Plasmodium gaboni

Scientific classification
- Domain: Eukaryota
- Clade: Sar
- Clade: Alveolata
- Phylum: Apicomplexa
- Class: Aconoidasida
- Order: Haemospororida
- Family: Plasmodiidae
- Genus: Plasmodium
- Species: P. gaboni
- Binomial name: Plasmodium gaboni Ollomo et al., 2009

= Plasmodium gaboni =

- Genus: Plasmodium
- Species: gaboni
- Authority: Ollomo et al., 2009

Species of single-celled organism

Plasmodium gaboni is a parasite of the genus Plasmodium subgenus Laverania.
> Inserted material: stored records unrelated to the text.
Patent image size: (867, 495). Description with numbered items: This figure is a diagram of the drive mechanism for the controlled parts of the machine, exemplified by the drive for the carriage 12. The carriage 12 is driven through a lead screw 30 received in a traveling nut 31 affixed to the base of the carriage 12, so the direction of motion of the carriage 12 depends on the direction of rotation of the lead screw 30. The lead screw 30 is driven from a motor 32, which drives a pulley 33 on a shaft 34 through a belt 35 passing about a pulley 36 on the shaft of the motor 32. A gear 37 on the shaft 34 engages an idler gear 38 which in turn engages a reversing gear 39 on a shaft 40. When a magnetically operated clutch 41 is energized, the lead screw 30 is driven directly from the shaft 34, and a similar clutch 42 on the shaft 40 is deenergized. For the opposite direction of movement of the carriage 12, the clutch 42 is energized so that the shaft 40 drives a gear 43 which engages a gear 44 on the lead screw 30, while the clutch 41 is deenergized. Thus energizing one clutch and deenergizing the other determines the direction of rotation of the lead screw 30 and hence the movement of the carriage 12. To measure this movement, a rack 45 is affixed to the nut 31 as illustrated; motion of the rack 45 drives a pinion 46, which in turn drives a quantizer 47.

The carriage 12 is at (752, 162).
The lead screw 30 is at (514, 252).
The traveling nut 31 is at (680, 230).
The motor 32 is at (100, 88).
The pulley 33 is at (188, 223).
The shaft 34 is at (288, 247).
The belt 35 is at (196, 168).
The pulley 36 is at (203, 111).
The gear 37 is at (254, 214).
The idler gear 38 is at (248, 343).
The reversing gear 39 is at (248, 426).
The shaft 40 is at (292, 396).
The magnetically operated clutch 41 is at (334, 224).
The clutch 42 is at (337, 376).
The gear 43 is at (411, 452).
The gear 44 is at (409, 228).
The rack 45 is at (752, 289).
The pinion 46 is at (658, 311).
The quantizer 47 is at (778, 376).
P. gaboni was given its name in reference to Gabon, where the parasite was discovered in two wild-borne chimpanzees kept as pets in villages in that country.
Plasmodium gaboni is phylogenetically very close to Plasmodium billbrayi.

== Taxonomy ==
In 2009, Ollomo et al. published the complete mitochondrial genome of Plasmodium gaboni, which was not yet named at the time. The parasite belongs to the P falciparum/P reichenowi lineage.
It has been proposed that Plasmodium gaboni diverged from the P falciparum/P reichenowi lineage about 21 million years ago, leading to the conclusion that the ancestor of this parasite clade could have been already present in hominid ancestors.
Plasmodium gaboni is 10-fold more diverse than human parasite Plasmodium falciparum, indicating a very recent origin of the latter.
Plasmodium gaboni is similar to both Plasmodium falciparum and to Plasmodium reichenowi in microscopic studies, seeming likely that all of these ape Laverania parasites represent morphologically indistinguishable species.

== Distribution ==
Plasmodium gaboni can be found in western Africa.

== Hosts ==
Study has confirmed the presence of Plasmodium gaboni in wild chimpanzees (subspecies Pan troglodytes troglodytes and Pan troglodytes vellerosus). Due to the close proximity between Plasmodium gaboni and the most virulent agent of malaria, Plasmodium falciparum, it has been considered the possibility of transfer risk of this species to humans.